A recent report by blockchain analytics firm Nansen highlights the significant impact of the Arbitrum airdrop on network adoption, despite the broader cryptocurrency market’s bearish sentiment.
The report shows that the airdrop not only resulted in a surge in the number of users and transactions on the Arbitrum network, but also contributed to sustained usage levels even after the airdrop was completed.
This growth in adoption distinguishes Arbitrum from other layer-2 networks like Optimism, which experienced stagnant or declining usage during the same time period.
Airdrop Sparks Increased Usage and Transaction Fees
The Arbitrum airdrop proved to be a catalyst for increased network activity. Users flocked to the network, surpassing usage on Ethereum, the network’s base layer, on certain days. Additionally, the airdrop resulted in a rise in transaction fees paid in ETH, further driving network usage.

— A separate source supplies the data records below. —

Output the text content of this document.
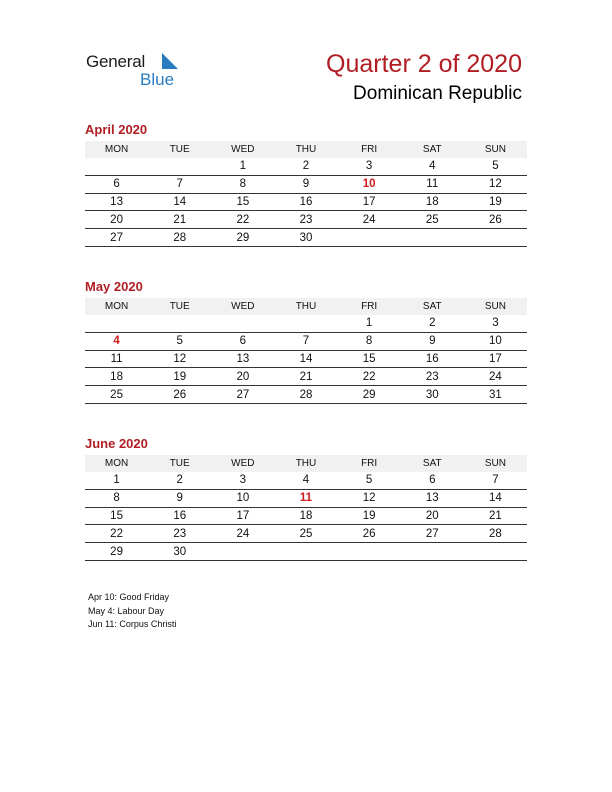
General
Blue
Quarter 2 of 2020
Dominican Republic
April 2020
MON	TUE	WED	THU	FRI	SAT	SUN
		1	2	3	4	5
6	7	8	9	10	11	12
13	14	15	16	17	18	19
20	21	22	23	24	25	26
27	28	29	30			
May 2020
MON	TUE	WED	THU	FRI	SAT	SUN
				1	2	3
4	5	6	7	8	9	10
11	12	13	14	15	16	17
18	19	20	21	22	23	24
25	26	27	28	29	30	31
June 2020
MON	TUE	WED	THU	FRI	SAT	SUN
1	2	3	4	5	6	7
8	9	10	11	12	13	14
15	16	17	18	19	20	21
22	23	24	25	26	27	28
29	30					
Apr 10: Good Friday
May 4: Labour Day
Jun 11: Corpus Christi
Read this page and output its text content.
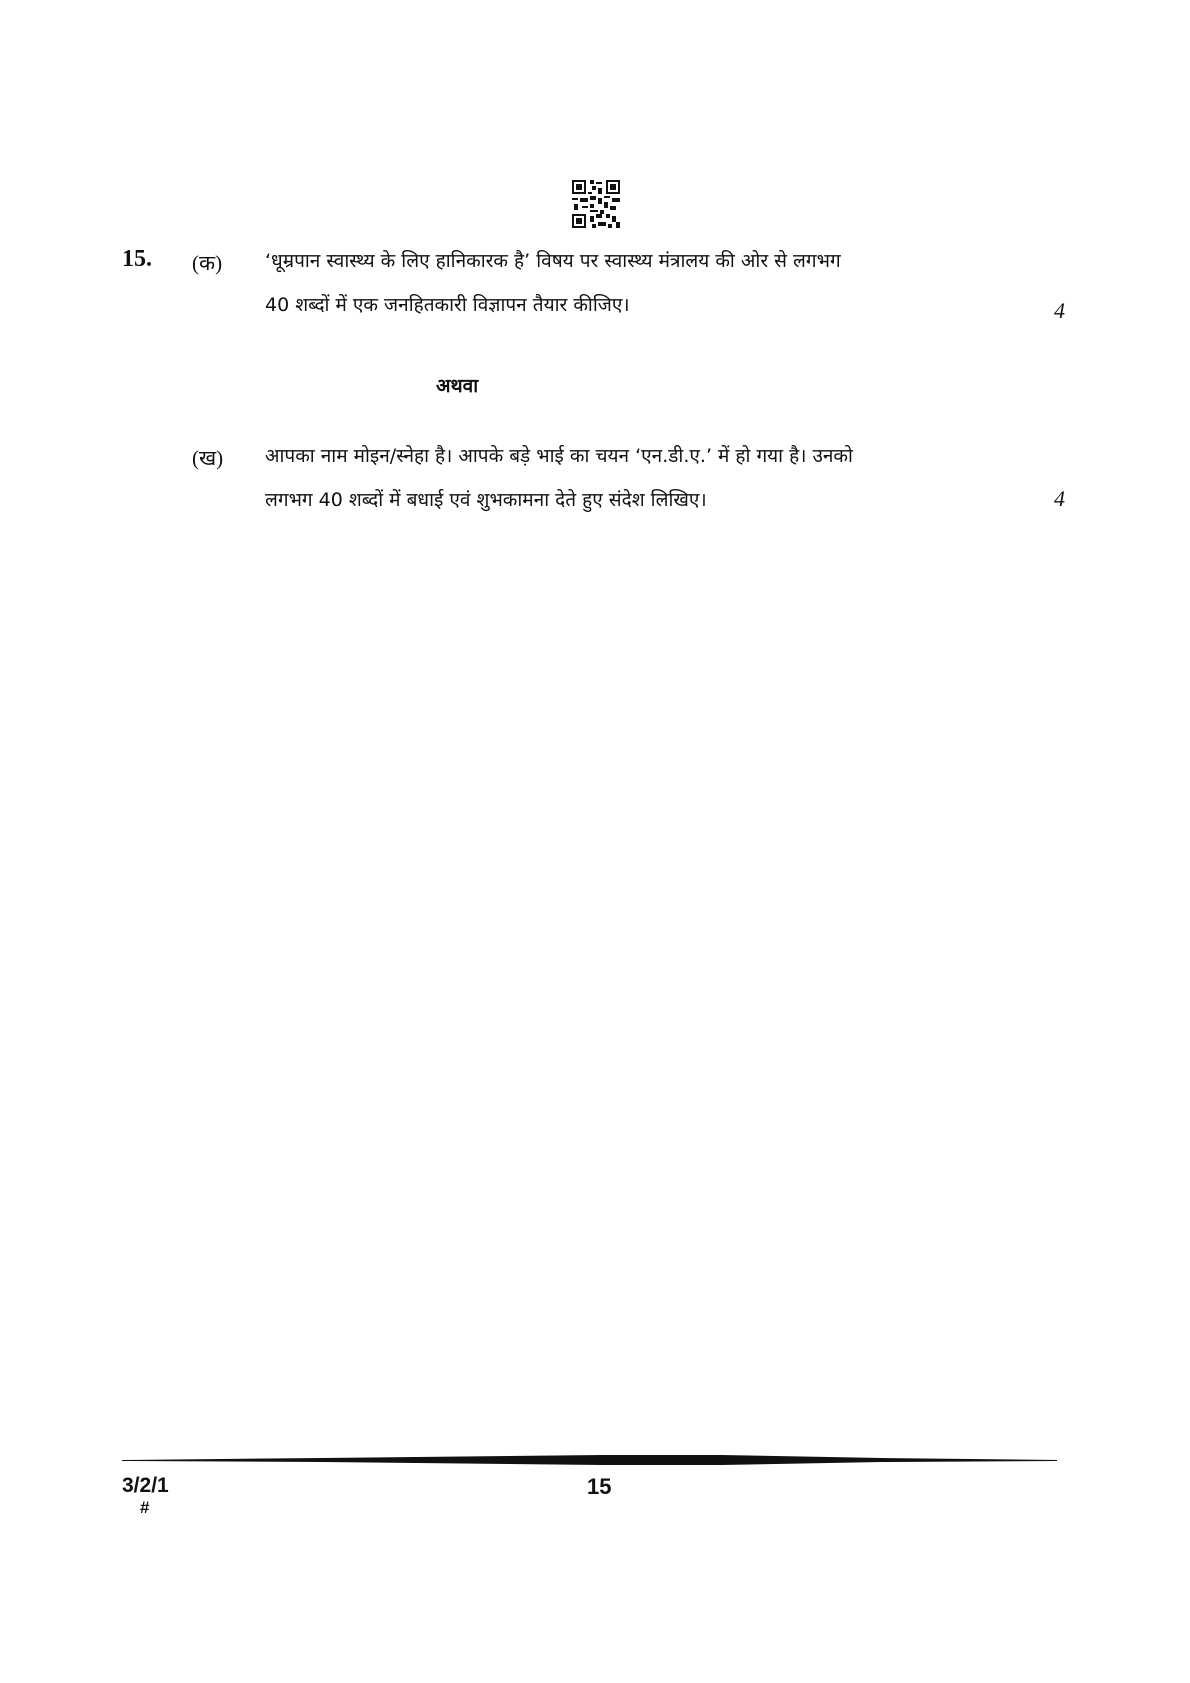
15. (क) ‘धूम्रपान स्वास्थ्य के लिए हानिकारक है’ विषय पर स्वास्थ्य मंत्रालय की ओर से लगभग
40 शब्दों में एक जनहितकारी विज्ञापन तैयार कीजिए।	4
अथवा
(ख) आपका नाम मोइन/स्नेहा है। आपके बड़े भाई का चयन ‘एन.डी.ए.’ में हो गया है। उनको
लगभग 40 शब्दों में बधाई एवं शुभकामना देते हुए संदेश लिखिए।	4
3/2/1
#
15
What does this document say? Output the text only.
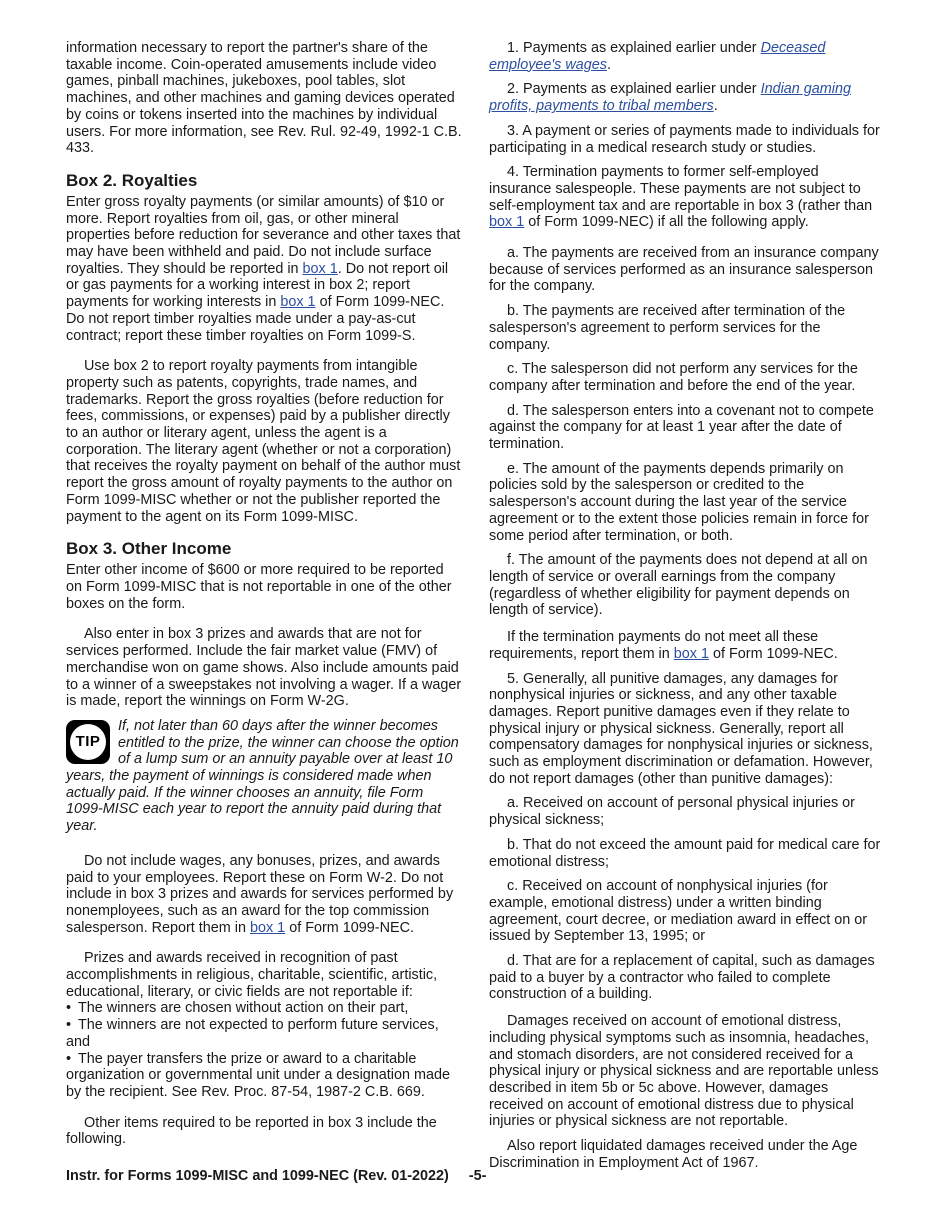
information necessary to report the partner's share of the taxable income. Coin-operated amusements include video games, pinball machines, jukeboxes, pool tables, slot machines, and other machines and gaming devices operated by coins or tokens inserted into the machines by individual users. For more information, see Rev. Rul. 92-49, 1992-1 C.B. 433.

Box 2. Royalties

Enter gross royalty payments (or similar amounts) of $10 or more. Report royalties from oil, gas, or other mineral properties before reduction for severance and other taxes that may have been withheld and paid. Do not include surface royalties. They should be reported in box 1. Do not report oil or gas payments for a working interest in box 2; report payments for working interests in box 1 of Form 1099-NEC. Do not report timber royalties made under a pay-as-cut contract; report these timber royalties on Form 1099-S.

Use box 2 to report royalty payments from intangible property such as patents, copyrights, trade names, and trademarks. Report the gross royalties (before reduction for fees, commissions, or expenses) paid by a publisher directly to an author or literary agent, unless the agent is a corporation. The literary agent (whether or not a corporation) that receives the royalty payment on behalf of the author must report the gross amount of royalty payments to the author on Form 1099-MISC whether or not the publisher reported the payment to the agent on its Form 1099-MISC.

Box 3. Other Income

Enter other income of $600 or more required to be reported on Form 1099-MISC that is not reportable in one of the other boxes on the form.

Also enter in box 3 prizes and awards that are not for services performed. Include the fair market value (FMV) of merchandise won on game shows. Also include amounts paid to a winner of a sweepstakes not involving a wager. If a wager is made, report the winnings on Form W-2G.

TIP
If, not later than 60 days after the winner becomes entitled to the prize, the winner can choose the option of a lump sum or an annuity payable over at least 10 years, the payment of winnings is considered made when actually paid. If the winner chooses an annuity, file Form 1099-MISC each year to report the annuity paid during that year.

Do not include wages, any bonuses, prizes, and awards paid to your employees. Report these on Form W-2. Do not include in box 3 prizes and awards for services performed by nonemployees, such as an award for the top commission salesperson. Report them in box 1 of Form 1099-NEC.

Prizes and awards received in recognition of past accomplishments in religious, charitable, scientific, artistic, educational, literary, or civic fields are not reportable if:

• The winners are chosen without action on their part,
• The winners are not expected to perform future services, and
• The payer transfers the prize or award to a charitable organization or governmental unit under a designation made by the recipient. See Rev. Proc. 87-54, 1987-2 C.B. 669.

Other items required to be reported in box 3 include the following.

1. Payments as explained earlier under Deceased employee's wages.

2. Payments as explained earlier under Indian gaming profits, payments to tribal members.

3. A payment or series of payments made to individuals for participating in a medical research study or studies.

4. Termination payments to former self-employed insurance salespeople. These payments are not subject to self-employment tax and are reportable in box 3 (rather than box 1 of Form 1099-NEC) if all the following apply.

a. The payments are received from an insurance company because of services performed as an insurance salesperson for the company.

b. The payments are received after termination of the salesperson's agreement to perform services for the company.

c. The salesperson did not perform any services for the company after termination and before the end of the year.

d. The salesperson enters into a covenant not to compete against the company for at least 1 year after the date of termination.

e. The amount of the payments depends primarily on policies sold by the salesperson or credited to the salesperson's account during the last year of the service agreement or to the extent those policies remain in force for some period after termination, or both.

f. The amount of the payments does not depend at all on length of service or overall earnings from the company (regardless of whether eligibility for payment depends on length of service).

If the termination payments do not meet all these requirements, report them in box 1 of Form 1099-NEC.

5. Generally, all punitive damages, any damages for nonphysical injuries or sickness, and any other taxable damages. Report punitive damages even if they relate to physical injury or physical sickness. Generally, report all compensatory damages for nonphysical injuries or sickness, such as employment discrimination or defamation. However, do not report damages (other than punitive damages):

a. Received on account of personal physical injuries or physical sickness;

b. That do not exceed the amount paid for medical care for emotional distress;

c. Received on account of nonphysical injuries (for example, emotional distress) under a written binding agreement, court decree, or mediation award in effect on or issued by September 13, 1995; or

d. That are for a replacement of capital, such as damages paid to a buyer by a contractor who failed to complete construction of a building.

Damages received on account of emotional distress, including physical symptoms such as insomnia, headaches, and stomach disorders, are not considered received for a physical injury or physical sickness and are reportable unless described in item 5b or 5c above. However, damages received on account of emotional distress due to physical injuries or physical sickness are not reportable.

Also report liquidated damages received under the Age Discrimination in Employment Act of 1967.

Instr. for Forms 1099-MISC and 1099-NEC (Rev. 01-2022) -5-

The report notes that gas spending has been on an upward trend throughout the year, and the airdrop further strengthened this trend.
Sustained Adoption and Higher Value Transactions
While the post-airdrop period saw a decrease in the USD value of transactions processed on the network, it is worth noting that the average transaction value has remained higher than pre-airdrop levels.
This suggests that the airdrop played a role in driving larger and more valuable transactions on the Arbitrum network, indicating continued adoption and engagement.
Arbitrum’s Role as a Layer-2 Solution
Arbitrum is a prominent layer-2 network built on Ethereum that allows users to reduce fees, particularly when interacting with decentralized finance (DeFi) solutions.
It has gained popularity among cryptocurrency enthusiasts seeking cost-effective alternatives to the Ethereum network. Other notable layer-2 networks include Optimism, Starkware, and Bitcoin’s Lightning Network.